3. Preserve the count

When you deduplicate IPs, you lose frequency information. Before deduplicating, count how many times each IP appears. An IP that made 3 requests is different from one that made 3,000. After the bulk lookup, merge the frequency count back into the geolocation results.

# Get unique IPs with request counts, sorted by frequency
awk '{print $1}' access.log | sort | uniq -c | sort -rn > ip_counts.txt

# Output format:
#   4521 203.0.113.42
#    891 198.51.100.7
#     12 45.33.32.156
#      3 104.16.132.229

4. Timestamp context matters

An IP address alone has limited meaning. An IP address with a timestamp range has much more. When preparing bulk lists for investigation, include or note the time window. The same IP might be benign during business hours (a known partner) and suspicious at 3 AM (indicating compromise). Keep your time context alongside the IP list even if the geolocation tool does not process it directly.

5. Use the right tool for the volume

Interpreting Bulk Results: Patterns to Look For

Raw geolocation data becomes useful when you look at it in aggregate. Here are the patterns that experienced analysts look for when reviewing bulk IP lookup results.

Geographic clustering

If 60% of the IPs in your list geolocate to the same country or city, that concentration is meaningful. For attack traffic, it might indicate a regionally concentrated botnet or a specific threat actor. For web traffic analysis, it reveals your primary audience geography. Look at the distribution, not just individual results.

Hosting versus residential split

The connection type field separates hosting/data center IPs from residential ones. In normal website traffic, you expect mostly residential and mobile connections. If a large proportion of your traffic comes from hosting IPs, you might be seeing bot traffic, scrapers, or automated tools. In attack analysis, a high hosting percentage suggests rented infrastructure rather than compromised home computers.

ASN concentration

The Autonomous System Number groups IPs by the network that operates them. If 40 of your 200 flagged IPs share the same ASN, they are on the same network. This is useful in two ways: it simplifies blocking (block the ASN instead of 40 individual IPs), and it helps attribute the activity to a specific provider. You can do a WHOIS lookup on the ASN to learn more about the organization.

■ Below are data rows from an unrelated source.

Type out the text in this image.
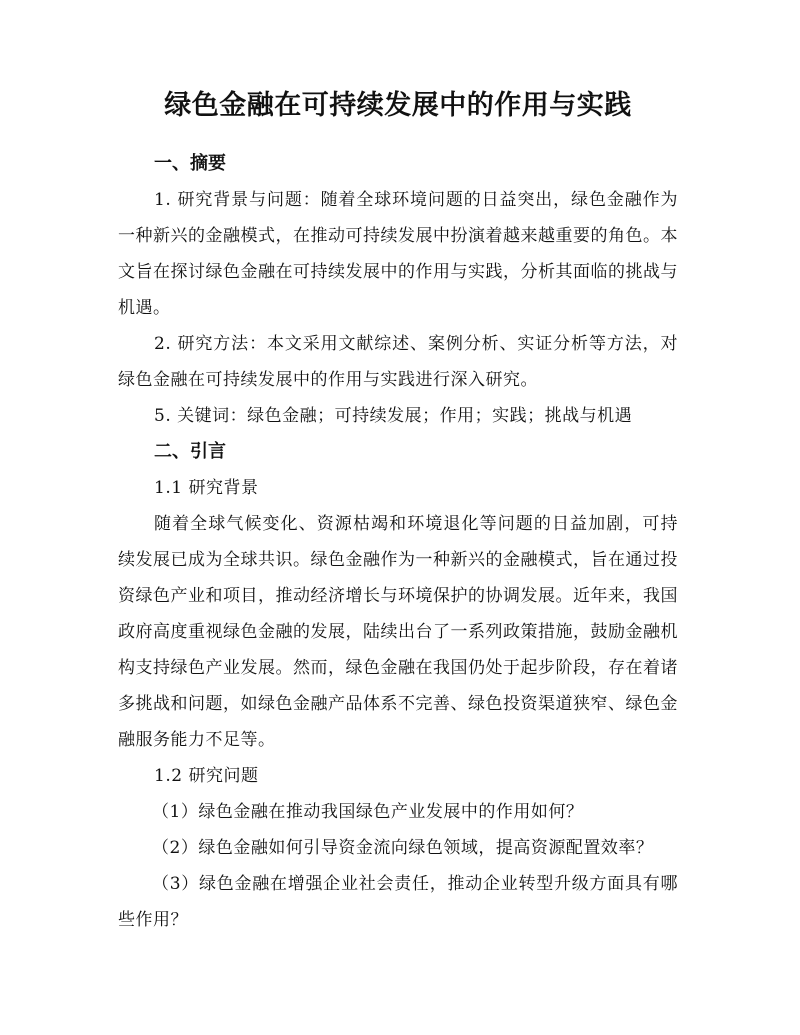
绿色金融在可持续发展中的作用与实践
一、摘要

1. 研究背景与问题：随着全球环境问题的日益突出，绿色金融作为一种新兴的金融模式，在推动可持续发展中扮演着越来越重要的角色。本文旨在探讨绿色金融在可持续发展中的作用与实践，分析其面临的挑战与机遇。

2. 研究方法：本文采用文献综述、案例分析、实证分析等方法，对绿色金融在可持续发展中的作用与实践进行深入研究。

5. 关键词：绿色金融；可持续发展；作用；实践；挑战与机遇

二、引言

1.1 研究背景

随着全球气候变化、资源枯竭和环境退化等问题的日益加剧，可持续发展已成为全球共识。绿色金融作为一种新兴的金融模式，旨在通过投资绿色产业和项目，推动经济增长与环境保护的协调发展。近年来，我国政府高度重视绿色金融的发展，陆续出台了一系列政策措施，鼓励金融机构支持绿色产业发展。然而，绿色金融在我国仍处于起步阶段，存在着诸多挑战和问题，如绿色金融产品体系不完善、绿色投资渠道狭窄、绿色金融服务能力不足等。

1.2 研究问题

（1）绿色金融在推动我国绿色产业发展中的作用如何？

（2）绿色金融如何引导资金流向绿色领域，提高资源配置效率？

（3）绿色金融在增强企业社会责任，推动企业转型升级方面具有哪些作用？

Timezone versus activity time

If account logins cluster between 2-5 AM local time (based on the IP's timezone), that is unusual for legitimate users but normal for automated tools. Conversely, if the timezone on the IP does not match where the account holder claims to be, that is a signal worth investigating. This kind of cross-referencing is only practical when you have bulk geolocation data including timezone fields.

Repeat networks across incidents

Over time, bulk lookup results build a profile of which networks your organization encounters most frequently. If the same ASNs or IP blocks appear across multiple incidents, you can proactively block or monitor those ranges. This is where the data from individual investigations compounds into strategic intelligence.